Answers to the exercises are available here.If you obtained a different (correct) answer than those listed on the solutions page, please feel free to post your answer as a comment on that page.

Exercise 1
Consider the `iris` dataset, draw the following scatterplots, a) `Sepal.Length` vs `Sepal.Width`, b) `Sepal.Length ` vs `Petal.Length `, and c) `Sepal.Length ` vs `Petal.Width `. Annotate each scatterplot with a title. Use separate colors and plotting characters for each plot.

Exercise 2
Plot the three scatterplots in the same figure as subplots arranged in one row. Use `mfrow`.

Exercise 3
Plot the three scatterplots in the same figure as subplots arranged in one column.
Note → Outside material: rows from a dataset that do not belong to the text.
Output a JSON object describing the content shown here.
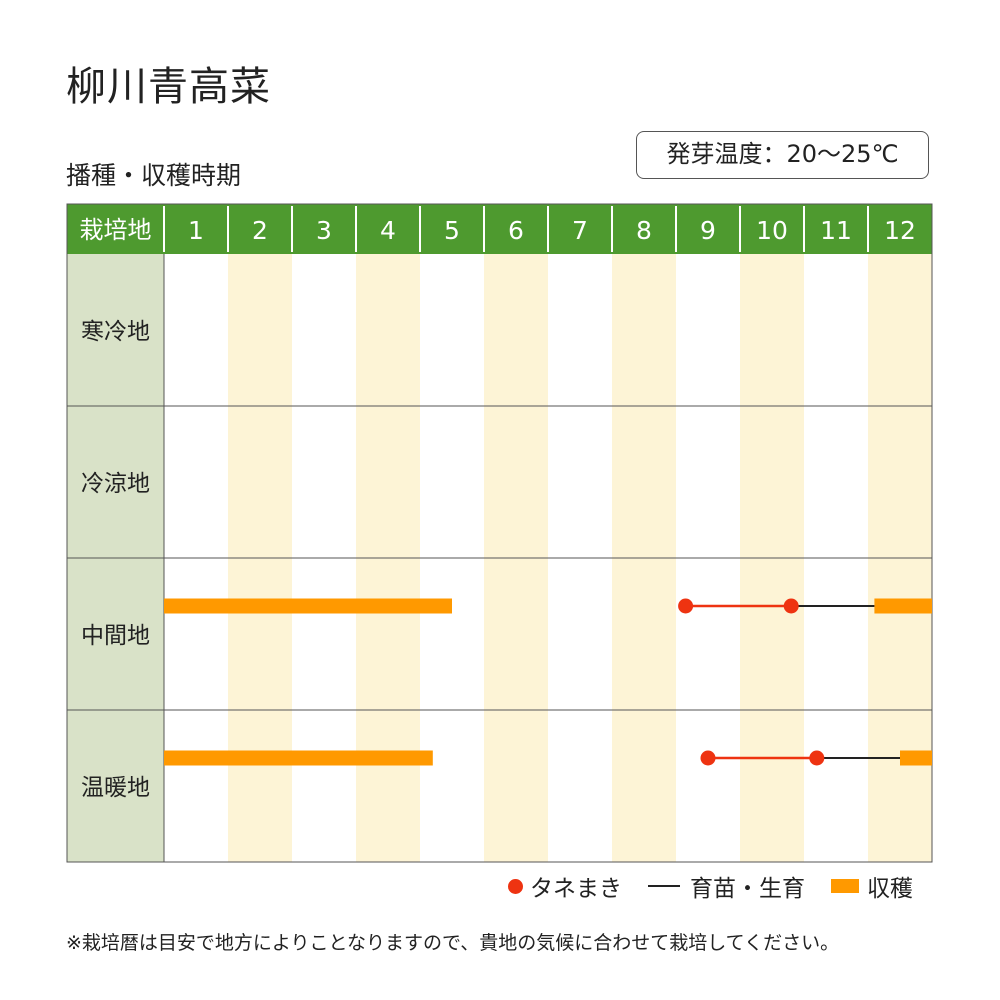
{
  "title": "柳川青高菜",
  "subtitle": "播種・収穫時期",
  "germination": "発芽温度：20～25℃",
  "note": "※栽培暦は目安で地方によりことなりますので、貴地の気候に合わせて栽培してください。",
  "colors": {
    "header_green": "#4e9a2f",
    "region_bg": "#d9e2c8",
    "stripe": "#fdf4d6",
    "harvest": "#ff9900",
    "sowing_dot": "#ee3311",
    "seedling_line": "#222222",
    "grid_line": "#555555"
  },
  "legend": {
    "sowing": "タネまき",
    "growing": "育苗・生育",
    "harvest": "収穫"
  },
  "chart_data": {
    "type": "table",
    "header_label": "栽培地",
    "months": [
      "1",
      "2",
      "3",
      "4",
      "5",
      "6",
      "7",
      "8",
      "9",
      "10",
      "11",
      "12"
    ],
    "regions": [
      {
        "name": "寒冷地",
        "harvest": [],
        "sowing": [],
        "growing": []
      },
      {
        "name": "冷涼地",
        "harvest": [],
        "sowing": [],
        "growing": []
      },
      {
        "name": "中間地",
        "harvest": [
          [
            1.0,
            5.5
          ],
          [
            12.1,
            13.0
          ]
        ],
        "sowing": [
          [
            9.15,
            10.8
          ]
        ],
        "growing": [
          [
            10.8,
            12.1
          ]
        ]
      },
      {
        "name": "温暖地",
        "harvest": [
          [
            1.0,
            5.2
          ],
          [
            12.5,
            13.0
          ]
        ],
        "sowing": [
          [
            9.5,
            11.2
          ]
        ],
        "growing": [
          [
            11.2,
            12.5
          ]
        ]
      }
    ]
  }
}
Use `mfrow` .

Exercise 4
Repeat the same scatterplots. Partition in such a way that the first row contains plots a and b, and the second row contain plot c. Use `mfrow`.

Exercise 5
Repeat Exercise 2 with `mfcol`.

Exercise 6
Repeat Exercise 3 with `mfcol`.

Exercise 7
Repeat Exercise 4 with `mfcol`.

Exercise 8
Repeat Exercise 2 with `layout`.

Exercise 9
Repeat Exercise 3 with `layout`.

Exercise 10
Repeat Exercise 4 with `layout`. In this case, let scatterplot c occupy the second row completely.